Hoplite Capital to Shut Its Doors After 16 Years
The announcement came in a letter to shareholders after lackluster returns.
John Lykouretzos will shutter Hoplite Capital and return capital to investors.
The hedge fund manager addressed his decision in a letter to shareholders this week.
“I have decided to close the Hoplite managed funds and return third-party capital as soon as possible,” he wrote.
The announcement follows a string of other closings and strategy shifts across the hedge fund space. Last October, Tourbillon Capital Partners shuttered its doors. Meanwhile, Highfields Capital Management and Omega Advisors both informed clients they will convert to family offices and stop taking new investor capital.

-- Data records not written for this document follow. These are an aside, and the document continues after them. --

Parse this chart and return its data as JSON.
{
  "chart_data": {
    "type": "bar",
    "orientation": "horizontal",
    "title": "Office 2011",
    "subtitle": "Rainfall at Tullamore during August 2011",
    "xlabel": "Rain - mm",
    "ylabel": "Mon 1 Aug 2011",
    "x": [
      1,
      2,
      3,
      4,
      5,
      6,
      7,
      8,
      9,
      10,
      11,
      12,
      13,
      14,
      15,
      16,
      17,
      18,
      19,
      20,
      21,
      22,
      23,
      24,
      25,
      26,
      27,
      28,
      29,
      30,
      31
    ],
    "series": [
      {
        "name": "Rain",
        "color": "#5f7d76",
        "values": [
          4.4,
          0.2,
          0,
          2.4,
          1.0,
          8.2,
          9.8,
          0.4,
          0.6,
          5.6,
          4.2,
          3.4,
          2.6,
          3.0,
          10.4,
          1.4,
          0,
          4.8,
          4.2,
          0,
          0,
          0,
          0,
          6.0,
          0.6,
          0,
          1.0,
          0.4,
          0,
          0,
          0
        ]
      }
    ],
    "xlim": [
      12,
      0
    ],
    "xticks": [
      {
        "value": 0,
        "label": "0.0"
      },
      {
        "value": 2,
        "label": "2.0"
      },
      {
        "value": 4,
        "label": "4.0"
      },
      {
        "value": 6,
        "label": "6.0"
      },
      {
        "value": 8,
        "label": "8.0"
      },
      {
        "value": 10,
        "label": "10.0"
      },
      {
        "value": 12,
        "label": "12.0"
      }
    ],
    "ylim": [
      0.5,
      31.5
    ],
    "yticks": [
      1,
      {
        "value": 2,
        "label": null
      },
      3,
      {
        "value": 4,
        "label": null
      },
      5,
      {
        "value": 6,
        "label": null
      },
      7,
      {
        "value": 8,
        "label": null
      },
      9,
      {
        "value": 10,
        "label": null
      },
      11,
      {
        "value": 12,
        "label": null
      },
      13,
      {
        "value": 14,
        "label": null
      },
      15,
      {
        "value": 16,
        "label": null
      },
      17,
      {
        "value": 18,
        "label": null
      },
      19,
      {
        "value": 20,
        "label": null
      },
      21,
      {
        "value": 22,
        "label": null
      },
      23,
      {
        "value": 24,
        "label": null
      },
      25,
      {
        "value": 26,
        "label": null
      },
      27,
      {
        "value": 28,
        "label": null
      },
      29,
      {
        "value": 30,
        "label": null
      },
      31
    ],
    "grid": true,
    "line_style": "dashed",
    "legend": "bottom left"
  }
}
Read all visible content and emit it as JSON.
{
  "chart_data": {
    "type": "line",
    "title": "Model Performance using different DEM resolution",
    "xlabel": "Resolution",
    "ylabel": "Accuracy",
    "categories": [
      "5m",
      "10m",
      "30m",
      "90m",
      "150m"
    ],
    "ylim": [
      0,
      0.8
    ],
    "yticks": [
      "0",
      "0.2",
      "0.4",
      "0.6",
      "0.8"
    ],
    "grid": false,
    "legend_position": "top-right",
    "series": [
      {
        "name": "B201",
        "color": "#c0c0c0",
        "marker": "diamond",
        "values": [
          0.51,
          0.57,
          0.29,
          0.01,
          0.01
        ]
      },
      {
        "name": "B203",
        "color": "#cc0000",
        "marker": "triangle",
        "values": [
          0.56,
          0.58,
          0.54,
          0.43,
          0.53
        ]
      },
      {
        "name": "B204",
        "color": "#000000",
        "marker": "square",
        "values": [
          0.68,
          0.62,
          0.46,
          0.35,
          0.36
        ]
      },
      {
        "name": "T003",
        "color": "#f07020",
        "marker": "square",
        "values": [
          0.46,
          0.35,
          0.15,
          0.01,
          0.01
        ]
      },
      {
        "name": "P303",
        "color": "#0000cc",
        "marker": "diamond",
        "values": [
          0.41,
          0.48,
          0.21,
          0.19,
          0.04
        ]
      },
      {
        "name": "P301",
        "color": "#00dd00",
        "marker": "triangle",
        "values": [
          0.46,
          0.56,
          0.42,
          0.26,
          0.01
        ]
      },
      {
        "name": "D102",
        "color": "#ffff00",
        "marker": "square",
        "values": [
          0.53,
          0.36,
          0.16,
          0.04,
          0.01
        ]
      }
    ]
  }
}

Finally, Switzerland based quantitative hedge fund Amplitude Capital AG also announced earlier this year it will shut its doors.
Why Hoplite Capital Folded
Lykouretzos said in a note his firm could not “maintain the capital duration required to successfully implement our stock-picking strategy without distraction. Last December, the 16-year-old firm, reported had $1 billion in assets, according to regulatory filings.
Lykouretzos departed Viking Global Investors in 2003 at 29 years old to start his own business. The firm survived several bouts of significant volatility, Lykouretzos highlighted. These events included the 2008 financial crisis, the 2011 European crisis, the 2015 China tantrum, and last Decembers rate tantrum over the Federal Reserve’s guidance. In 2018, Hoplite’s return to investors was flat, while the S&P 500 fell 5% (largely due to the December selloff).
For 2019, Hoplite returned 7.3% net for fees through July. That trailed the S&P.
What’s Next for John Lykouretzos?
Lykouretzos said he will now work to find his employees new opportunities while returning the bulk of investor capital by early September. According to WhaleWisdom, Hoplite had six primary clients and $1.044 billion in AUM at the end of Q1 2019. Its top 10 holdings represented more than 60% of their portfolio. Its primary positions were in Consumer Cyclicals, Consumer Non-Cyclicals, and Healthcare, according to its Q1 13-F.